If demand for electric vehicles falls, lithium prices will be hurt. As lithium supply increases over the next years, a global recession could lead to a supply glut, and lithium prices could fall unexpectedly. If demand for electric vehicles falls, lithium prices will be hurt.

Another risk is that global electric vehicle demand does not develop as projected. These vehicles may not be competitive in terms of production costs or range. Hydrogen-powered cars could become established in the long term. There is also a risk that there may always be new battery technologies that will not use lithium. Batteries are a multi-billion dollar market that will be vital to humanity in the next few decades. Millions of people are working on it, and we cannot predict what discoveries will be made in the next few years.

Alternatives

A very interesting stock I wrote about recently is Lithium Americas (LAC). The company has very strong assets containing enough lithium for decades. However, production will only start here soon. Or, if you generally believe in the lithium market but do not want to commit to individual companies but want to diversify, the Global X Lithium ETF (LIT) could also be attractive, which I wrote about here.

Conclusion

While the company is not cheaply traded and the dividend yield is not exceptionally high, there seems to be a lot of upside potential in the company’s earnings from now on.
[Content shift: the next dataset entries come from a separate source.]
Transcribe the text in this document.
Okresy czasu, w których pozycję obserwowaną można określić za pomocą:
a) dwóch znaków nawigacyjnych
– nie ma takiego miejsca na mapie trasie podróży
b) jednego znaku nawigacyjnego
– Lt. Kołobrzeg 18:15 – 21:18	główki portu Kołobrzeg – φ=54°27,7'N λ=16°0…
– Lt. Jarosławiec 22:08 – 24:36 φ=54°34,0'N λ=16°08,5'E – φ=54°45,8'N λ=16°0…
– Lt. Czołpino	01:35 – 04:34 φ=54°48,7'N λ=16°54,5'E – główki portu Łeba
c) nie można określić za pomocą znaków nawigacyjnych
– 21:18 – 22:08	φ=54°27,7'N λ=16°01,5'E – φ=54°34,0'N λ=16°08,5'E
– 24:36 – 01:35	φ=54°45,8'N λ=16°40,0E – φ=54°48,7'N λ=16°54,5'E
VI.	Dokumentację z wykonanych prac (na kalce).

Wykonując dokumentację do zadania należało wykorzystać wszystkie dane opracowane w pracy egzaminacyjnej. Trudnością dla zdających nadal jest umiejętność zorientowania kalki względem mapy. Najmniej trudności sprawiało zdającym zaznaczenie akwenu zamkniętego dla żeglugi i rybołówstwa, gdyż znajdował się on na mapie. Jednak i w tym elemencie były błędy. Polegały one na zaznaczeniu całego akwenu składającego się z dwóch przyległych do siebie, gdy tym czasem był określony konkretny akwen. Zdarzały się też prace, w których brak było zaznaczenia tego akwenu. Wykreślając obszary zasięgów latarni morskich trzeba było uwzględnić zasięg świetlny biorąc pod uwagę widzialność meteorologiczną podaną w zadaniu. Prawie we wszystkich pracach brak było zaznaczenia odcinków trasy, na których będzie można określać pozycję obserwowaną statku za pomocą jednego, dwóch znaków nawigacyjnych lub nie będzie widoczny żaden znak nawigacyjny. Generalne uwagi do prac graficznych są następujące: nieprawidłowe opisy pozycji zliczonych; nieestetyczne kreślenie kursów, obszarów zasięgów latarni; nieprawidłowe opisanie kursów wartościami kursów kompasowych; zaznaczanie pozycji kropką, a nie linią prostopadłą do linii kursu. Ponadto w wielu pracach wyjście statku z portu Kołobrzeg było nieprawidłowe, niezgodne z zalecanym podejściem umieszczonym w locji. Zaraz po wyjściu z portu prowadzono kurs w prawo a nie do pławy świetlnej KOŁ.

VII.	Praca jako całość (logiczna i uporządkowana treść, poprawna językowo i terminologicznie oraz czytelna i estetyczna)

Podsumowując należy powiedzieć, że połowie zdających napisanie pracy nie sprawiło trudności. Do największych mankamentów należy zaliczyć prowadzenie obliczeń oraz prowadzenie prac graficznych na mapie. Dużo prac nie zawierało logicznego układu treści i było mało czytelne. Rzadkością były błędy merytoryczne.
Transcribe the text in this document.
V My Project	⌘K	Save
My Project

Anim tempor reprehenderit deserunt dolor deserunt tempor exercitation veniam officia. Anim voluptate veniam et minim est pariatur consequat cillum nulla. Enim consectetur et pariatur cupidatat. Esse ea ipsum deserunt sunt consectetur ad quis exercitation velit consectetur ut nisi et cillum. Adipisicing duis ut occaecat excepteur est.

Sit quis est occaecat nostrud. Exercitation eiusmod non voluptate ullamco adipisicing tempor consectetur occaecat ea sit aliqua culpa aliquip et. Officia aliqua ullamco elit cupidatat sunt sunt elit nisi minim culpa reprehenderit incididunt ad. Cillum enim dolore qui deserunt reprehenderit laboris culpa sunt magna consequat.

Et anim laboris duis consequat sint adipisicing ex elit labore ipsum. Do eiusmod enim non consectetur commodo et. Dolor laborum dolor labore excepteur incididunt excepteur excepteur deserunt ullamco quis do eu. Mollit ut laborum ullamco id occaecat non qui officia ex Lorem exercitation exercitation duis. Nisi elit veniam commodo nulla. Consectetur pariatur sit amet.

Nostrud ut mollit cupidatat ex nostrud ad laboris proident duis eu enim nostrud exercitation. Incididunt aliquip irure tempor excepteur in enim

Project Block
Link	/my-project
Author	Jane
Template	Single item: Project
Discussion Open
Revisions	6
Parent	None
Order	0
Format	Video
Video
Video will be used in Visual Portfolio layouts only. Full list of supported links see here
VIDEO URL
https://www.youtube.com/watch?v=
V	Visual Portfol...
Suppose they can increase lithium production as much as they have indicated, and at the same time, the predictions that we might run into a lithium shortage by the middle of the decade might come true. In that case, the company’s earnings could explode. Like Lithium Americas or the ETF mentioned above, this is an attractive investment. Of course, with risks, but I think the company is very favorable from a risk/reward perspective.